Sadhu kemungkinan juga dari Bahasa Sansekerta yang artinya; yang diberkati atau sosok suci atau petapa. Kata ini digunakan setelah seseorang menyelesaikan suatu tugas dengan baik atau memuaskan, sering kali dalam konteks komitmen religius. Kata Sadhu ini juga ada di Bahasa Jawa Kuno yang artinya sama yaitu baik, berbudi luhur, orang suci, petapa (Kamus Jawa Kuno – Indonesia hal.974). Kemungkinan kata yang sama juga ada di Bahasa Madura kuno dengan makna yang sama.

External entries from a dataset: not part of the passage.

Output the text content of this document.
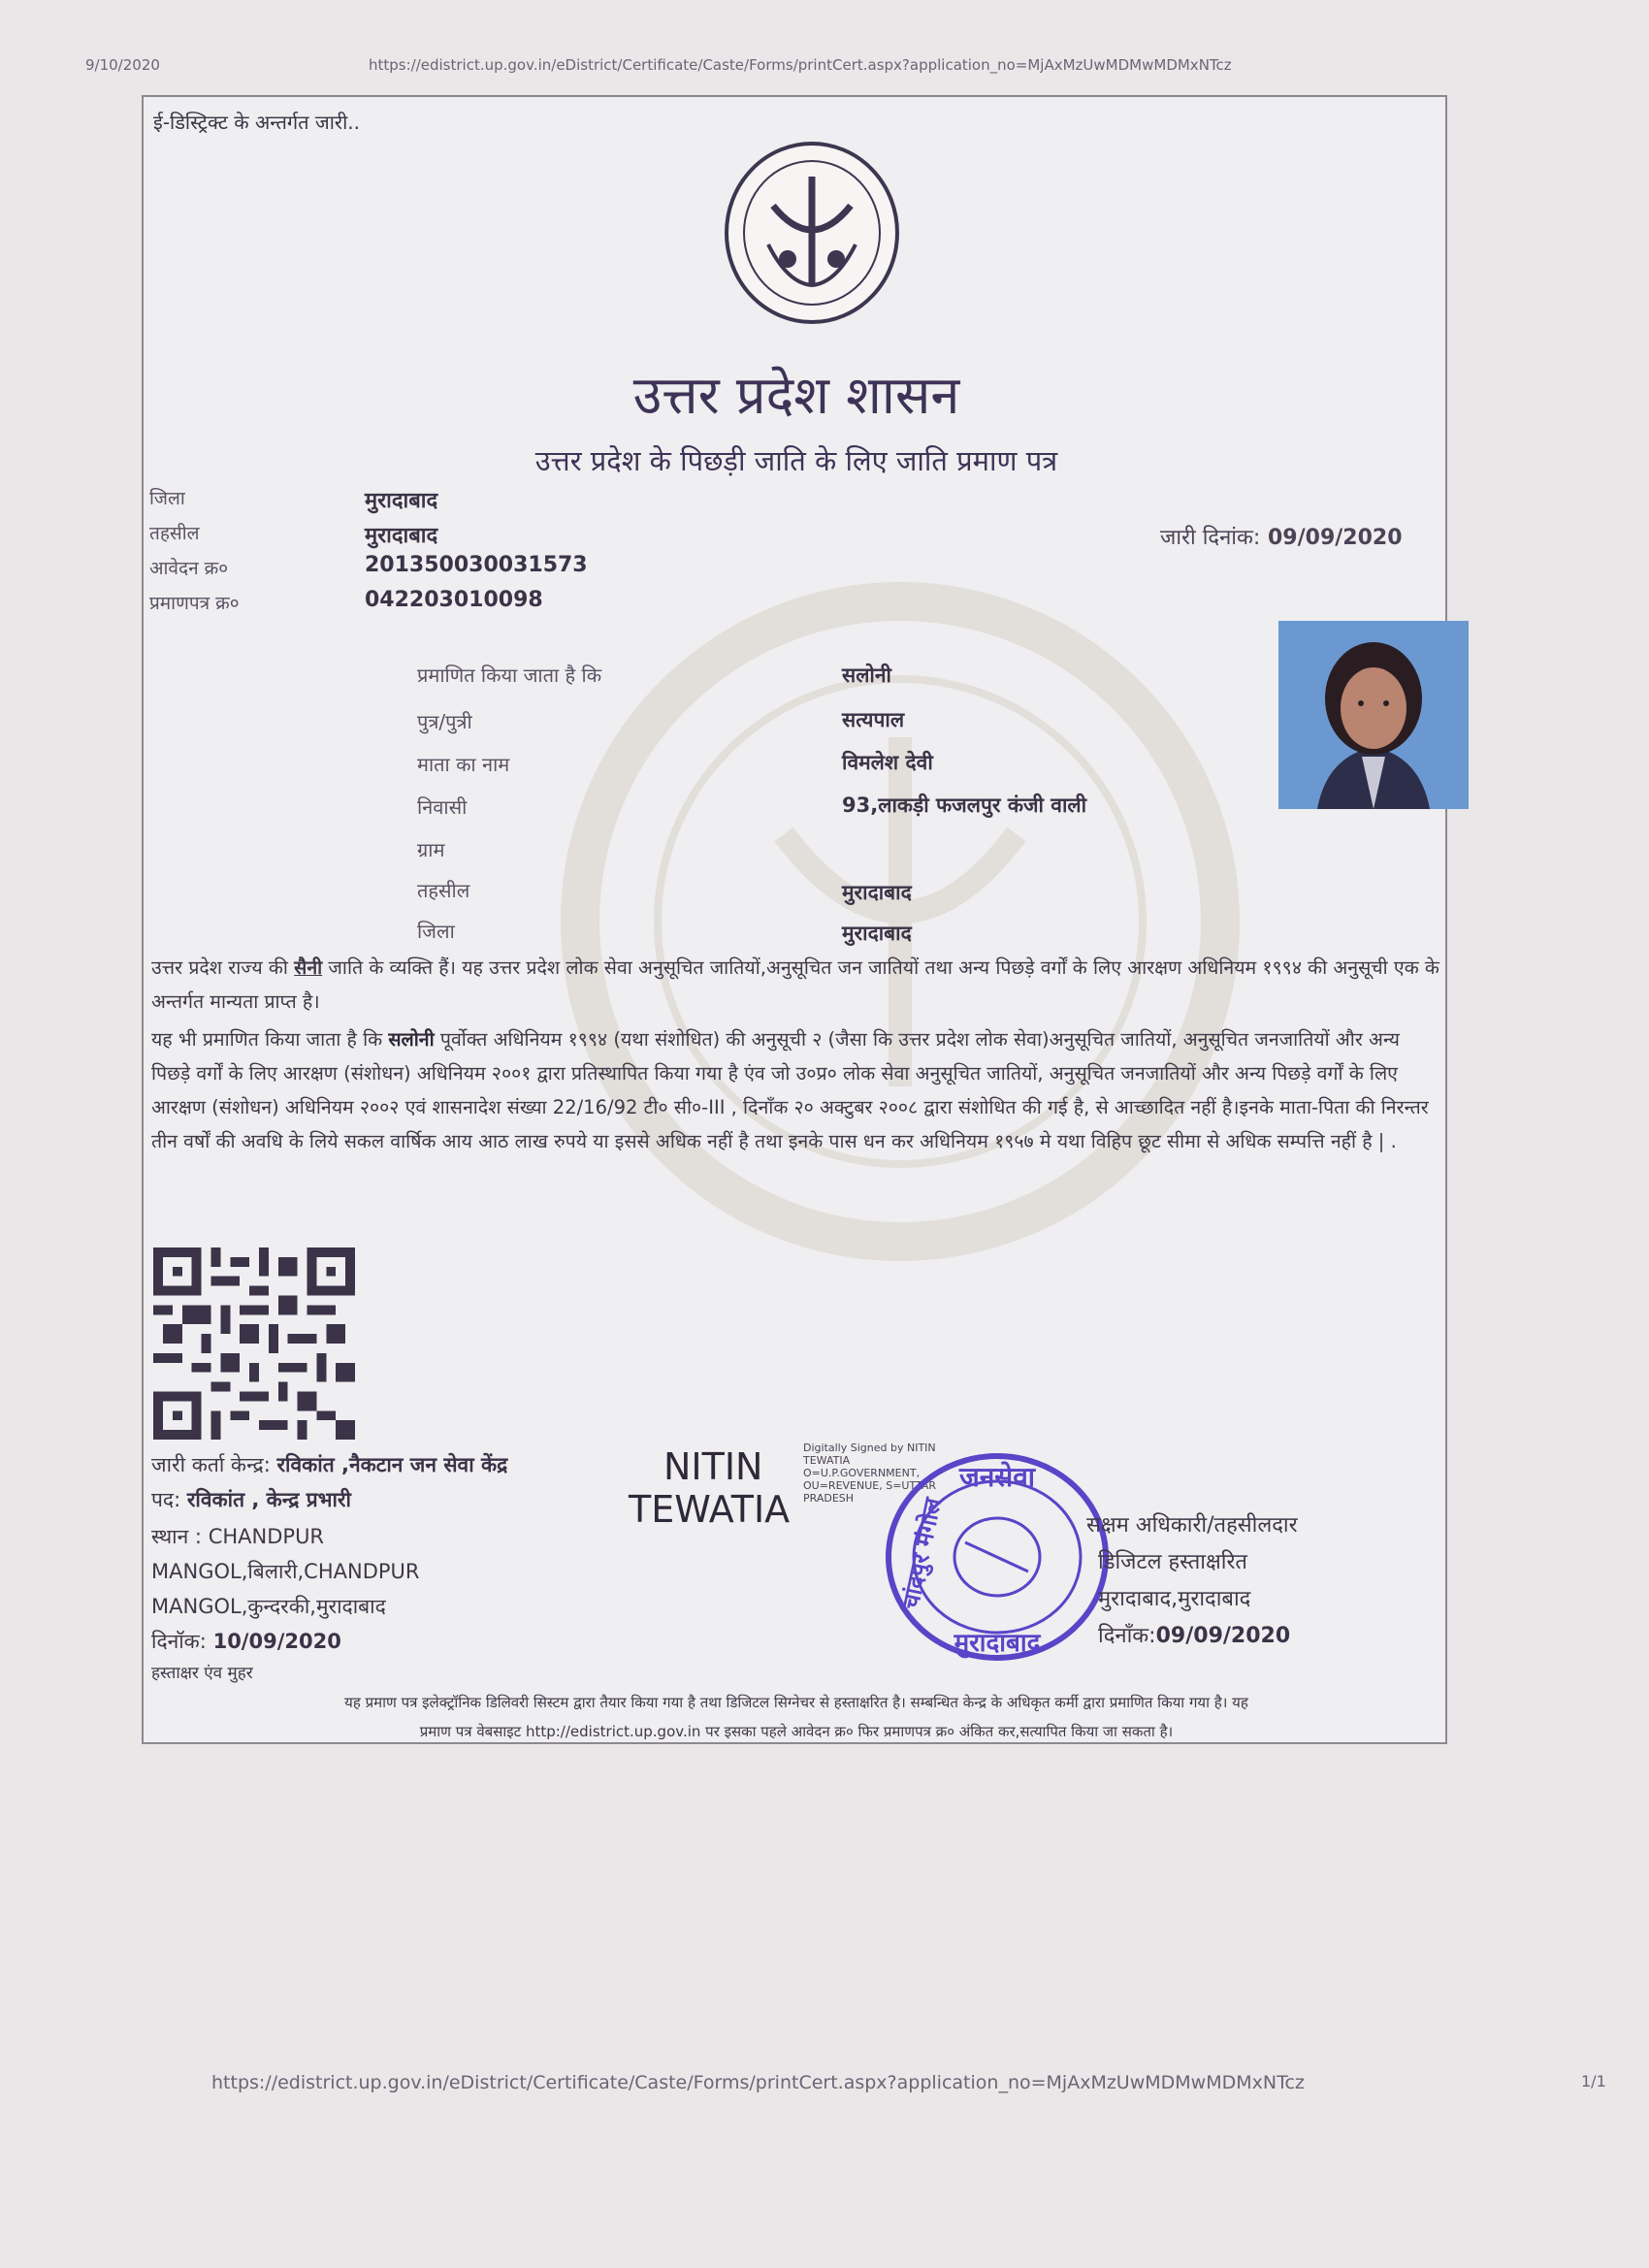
9/10/2020	https://edistrict.up.gov.in/eDistrict/Certificate/Caste/Forms/printCert.aspx?application_no=MjAxMzUwMDMwMDMxNTcz
ई-डिस्ट्रिक्ट के अन्तर्गत जारी..
उत्तर प्रदेश शासन
उत्तर प्रदेश के पिछड़ी जाति के लिए जाति प्रमाण पत्र
जिला	मुरादाबाद
तहसील	मुरादाबाद
आवेदन क्र०	201350030031573
प्रमाणपत्र क्र०	042203010098
जारी दिनांक: 09/09/2020
प्रमाणित किया जाता है कि	सलोनी
पुत्र/पुत्री	सत्यपाल
माता का नाम	विमलेश देवी
निवासी	93,लाकड़ी फजलपुर कंजी वाली
ग्राम
तहसील	मुरादाबाद
जिला	मुरादाबाद
उत्तर प्रदेश राज्य की सैनी जाति के व्यक्ति हैं। यह उत्तर प्रदेश लोक सेवा अनुसूचित जातियों,अनुसूचित जन जातियों तथा अन्य पिछड़े वर्गों के लिए आरक्षण अधिनियम १९९४ की अनुसूची एक के अन्तर्गत मान्यता प्राप्त है।
यह भी प्रमाणित किया जाता है कि सलोनी पूर्वोक्त अधिनियम १९९४ (यथा संशोधित) की अनुसूची २ (जैसा कि उत्तर प्रदेश लोक सेवा)अनुसूचित जातियों, अनुसूचित जनजातियों और अन्य पिछड़े वर्गों के लिए आरक्षण (संशोधन) अधिनियम २००१ द्वारा प्रतिस्थापित किया गया है एंव जो उ०प्र० लोक सेवा अनुसूचित जातियों, अनुसूचित जनजातियों और अन्य पिछड़े वर्गों के लिए आरक्षण (संशोधन) अधिनियम २००२ एवं शासनादेश संख्या 22/16/92 टी० सी०-III , दिनाँक २० अक्टुबर २००८ द्वारा संशोधित की गई है, से आच्छादित नहीं है।इनके माता-पिता की निरन्तर तीन वर्षों की अवधि के लिये सकल वार्षिक आय आठ लाख रुपये या इससे अधिक नहीं है तथा इनके पास धन कर अधिनियम १९५७ मे यथा विहिप छूट सीमा से अधिक सम्पत्ति नहीं है | .
जारी कर्ता केन्द्र: रविकांत ,नैकटान जन सेवा केंद्र
पद: रविकांत , केन्द्र प्रभारी
स्थान : CHANDPUR
MANGOL,बिलारी,CHANDPUR
MANGOL,कुन्दरकी,मुरादाबाद
दिनॉक: 10/09/2020
हस्ताक्षर एंव मुहर
NITIN
TEWATIA
Digitally Signed by NITIN
TEWATIA
O=U.P.GOVERNMENT,
OU=REVENUE, S=UTTAR
PRADESH
जनसेवा
चांदपुर मंगोल
मुरादाबाद
सक्षम अधिकारी/तहसीलदार
डिजिटल हस्ताक्षरित
मुरादाबाद,मुरादाबाद
दिनाँक:09/09/2020
यह प्रमाण पत्र इलेक्ट्रॉनिक डिलिवरी सिस्टम द्वारा तैयार किया गया है तथा डिजिटल सिग्नेचर से हस्ताक्षरित है। सम्बन्धित केन्द्र के अधिकृत कर्मी द्वारा प्रमाणित किया गया है। यह
प्रमाण पत्र वेबसाइट http://edistrict.up.gov.in पर इसका पहले आवेदन क्र० फिर प्रमाणपत्र क्र० अंकित कर,सत्यापित किया जा सकता है।
https://edistrict.up.gov.in/eDistrict/Certificate/Caste/Forms/printCert.aspx?application_no=MjAxMzUwMDMwMDMxNTcz	1/1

Jadi jika digabungkan dengan Pottre, tiga pengertian Sadhu atau Shadu tadi bisa berarti: putri yang bersifat keras kepala, putri yang berhubungan dekat atau karib, dan putri yang baik, berbudi luhur, dan suci layaknya petapa. Yang terakhir tampak cocok dengan sosok Dewi Ratnadi yang digambarkan di Hulu Pottre Sadhu.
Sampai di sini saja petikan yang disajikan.